Now let’s tackle being seen and being additive to your building’s culture:

  • When I was a baby DJ starting on a morning show, I lived close to the station. Many days, when out running afternoon errands, I’d show up at the station for a few minutes to say hello to everyone.  If you do a morning show, when was the last time you saw the afternoon folks?  It’ll scare the hell out of those there at 4pm, but being seen by everyone is important.
  • Work the halls. I know there might be fewer people in the buildings now, but walking around the station checking on everyone, seeing what’s up in their life, are connection points where they know you care for them personally.
  • How about that support person, promotions assistant, or engineer who did something to help your show? You know those personalized note cards I mentioned above?  Sending one to their home or leaving it on their desk saying thanks goes a long way to you shifting in the seasons.
  • Ditto the above, birthdays, anniversaries, etc. You feel special when someone remembers yours.  Go remember theirs!  That’s low effort, but high impact.
  • Internal marketing is important. Putting together a synopsis of your show for everyone, with links to audio, lets them know your pride.  I work with shows that do this.  It’s very powerful.
  • Do you regularly develop content that can be better with other personality’s involvement? Prove there are no silos by involving other talent in your content.  You’ll help make them bigger stars and they’ll end up returning the favor by talking about your show on their program.  This also works if any co-worker has a sense of humor or bold take on a topic.  Make them stars, too.

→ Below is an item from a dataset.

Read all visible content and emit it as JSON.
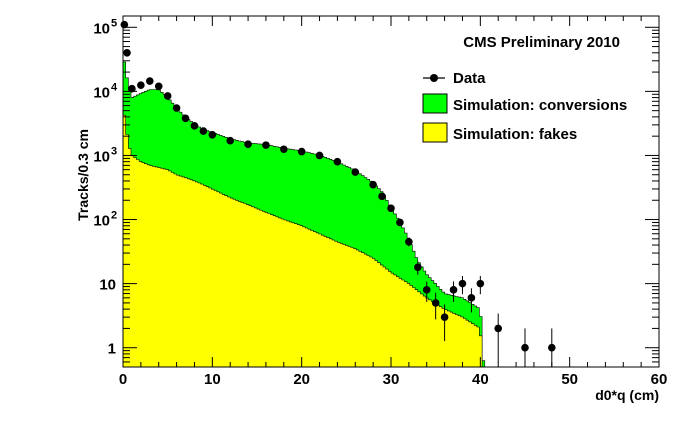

Doing even a fraction of the above moves you through the seasons.  It creates the season of “you need me”.  Then when budget cuts happen, they realize they can’t lose you.

I know there’s a lot here if you are on-the-air and it’s overwhelming to ask you to do more.  But, in the current environment in our industry, this protects you because it shifts you perceptually by the decision-makers from the season of “I need you” to the much more valuable season of “you need me.”  That’s the season you always want to be in.

The million-dollar talent and successful personalities I’ve touched over the years do all of this – it’s part of their ethos and personal business model.  If you do it, double down.  If you don’t, start today.  Then get saved.